Contrary to a common myth, educated people did not believe in a flat Earth in the Middle Ages. Ancient Greek thinkers had established that the Earth is a sphere as early as the sixth century BC, reasoning from the curved shadow it casts on the Moon during an eclipse and the way ships vanish hull first over the horizon.

By around 240 BC, the scholar Eratosthenes had even measured the Earth's circumference with remarkable accuracy. Knowing that the Sun shone straight down a well in one city at noon while casting a shadow in another, he used the angle of that shadow and the distance between the cities to calculate the size of the whole planet, coming astonishingly close to the modern value with nothing but geometry.
The proofs that the Earth is round are simple, abundant, and accessible to anyone. Ships disappear hull first as they sail away, the Earth casts a round shadow during a lunar eclipse, different constellations are visible from different latitudes, and the time of sunrise shifts steadily as you travel east or west.

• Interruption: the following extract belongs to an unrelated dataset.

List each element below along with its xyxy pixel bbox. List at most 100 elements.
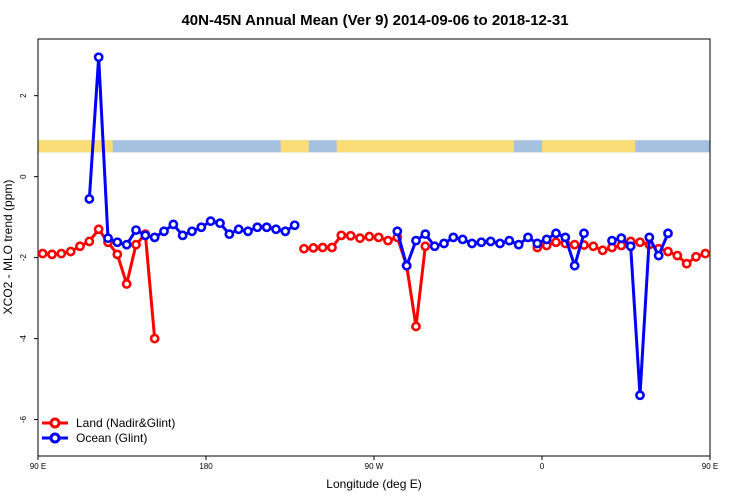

Early maps such as the ancient Babylonian Imago Mundi pictured a flat world because their makers were mapping a local region, not modeling the planet as a whole. A flat map is a useful tool, but it is a projection of a curved surface onto a page, not a claim that the surface itself is flat.

Modern life puts the matter beyond any doubt. Countless photographs taken from high altitude and from space show a plainly spherical planet, and the whole machinery of the modern world depends on that shape. Satellites, global navigation, and intercontinental flight paths are all calculated for a round Earth and would simply not work on a flat one.
Despite all of this, a flat Earth movement persists today, spread largely through social media. It survives not on evidence but on a deep distrust of institutions and a willingness to reject the testimony of science, photography, and direct measurement alike.
Studied as a social phenomenon rather than a scientific one, the flat Earth movement offers a striking lesson in how belief can resist even the most overwhelming proof, and in why simply presenting facts is often not enough to change a mind that distrusts their source.